Degustação Horizontal: Fortuna Terrae x River x Nicasia
- Degustação horizontal: Catena Zapata Adrianna Fortuna Terrae 2020 e Catena Zapata Adrianna Vineyard River 2020
Uma aula de terroir. De novo! O solo no Fortuna Terrae é profundo e argiloso, com uma camada final de calcário. Já o vinhedo Catena Zapata Adrianna Vineyard River é pedra pura. Seixos rolados cobertos por calcário. Como resultado temos um vinho mais macio, redondo e “adocicado” versus um vinho mais austero e mineral. Ambos, claro, com a elegância típica dos Malbec de alta gama da Catena. Fortuna foi meu preferido do flight – e também da maioria de meus colegas, como averiguei numa rápida pesquisa informal.
- As Bravas 2016
Esse um “bicho” completamente diferente. A começar pela pitada de uva branca (5% de Semillón) no blend. Os vinhedos ficam em Pampa El Cepillo – uma fração de solos coluviais (formados pela deposição trazido pelo vento e que compõe apenas 5% dos solos em Mendoza, onde 90% dos solos são aluviais) a 1.300m de altitude. A safra é a famosa 2016: fria e aguacenta que resultou numa enxurrada de premiações dos vinhos de altitude).
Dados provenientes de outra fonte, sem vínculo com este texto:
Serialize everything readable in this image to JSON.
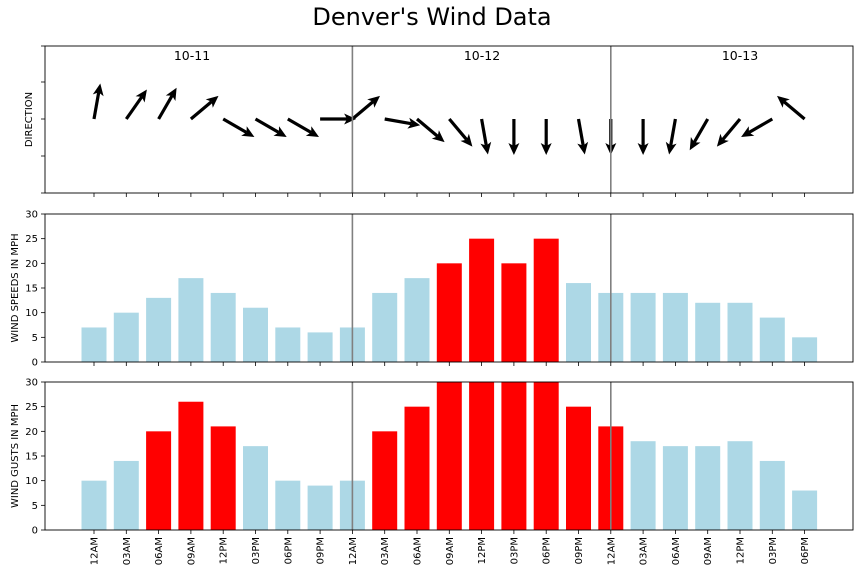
{
  "title": "Denver's Wind Data",
  "chart_data": {
    "type": "bar",
    "title": "Denver's Wind Data",
    "categories": [
      "12AM",
      "03AM",
      "06AM",
      "09AM",
      "12PM",
      "03PM",
      "06PM",
      "09PM",
      "12AM",
      "03AM",
      "06AM",
      "09AM",
      "12PM",
      "03PM",
      "06PM",
      "09PM",
      "12AM",
      "03AM",
      "06AM",
      "09AM",
      "12PM",
      "03PM",
      "06PM"
    ],
    "day_labels": [
      "10-11",
      "10-12",
      "10-13"
    ],
    "day_divider_indices": [
      8,
      16
    ],
    "high_wind_color": "#ff0000",
    "normal_color": "#add8e6",
    "divider_color": "#808080",
    "panels": [
      {
        "name": "direction",
        "ylabel": "DIRECTION",
        "type": "quiver",
        "direction_angles_deg": [
          80,
          55,
          60,
          40,
          -30,
          -30,
          -30,
          0,
          40,
          -10,
          -40,
          -50,
          -80,
          -90,
          -90,
          -80,
          -90,
          -90,
          -100,
          -120,
          -130,
          -150,
          140
        ]
      },
      {
        "name": "wind_speeds",
        "ylabel": "WIND SPEEDS IN MPH",
        "type": "bar",
        "ylim": [
          0,
          30
        ],
        "yticks": [
          0,
          5,
          10,
          15,
          20,
          25,
          30
        ],
        "values": [
          7,
          10,
          13,
          17,
          14,
          11,
          7,
          6,
          7,
          14,
          17,
          20,
          25,
          20,
          25,
          16,
          14,
          14,
          14,
          12,
          12,
          9,
          5
        ],
        "threshold": 20
      },
      {
        "name": "wind_gusts",
        "ylabel": "WIND GUSTS IN MPH",
        "type": "bar",
        "ylim": [
          0,
          30
        ],
        "yticks": [
          0,
          5,
          10,
          15,
          20,
          25,
          30
        ],
        "values": [
          10,
          14,
          20,
          26,
          21,
          17,
          10,
          9,
          10,
          20,
          25,
          30,
          30,
          30,
          30,
          25,
          21,
          18,
          17,
          17,
          18,
          14,
          8
        ],
        "threshold": 20
      }
    ]
  }
}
O nome, uma homenagem brincalhona à mulherada arretada. Tem frutas vermelhas frescas no nariz, uma acidez cortante e fruta mais madura e adocicada na boca. Longo e profundo.
- Catena Zapata Nicasia 2021
Já o vinhedo Nicásia fica em Altamira, um solo raso e pedregoso formado por depósitos aluvionais glaciares. A excelente drenagem leva à concentração das uvas, produzindo um vinho denso e complexo. Um Malbec como todos nós amamos, mas já com a elegância da modernidade e leves 3.5% de álcool.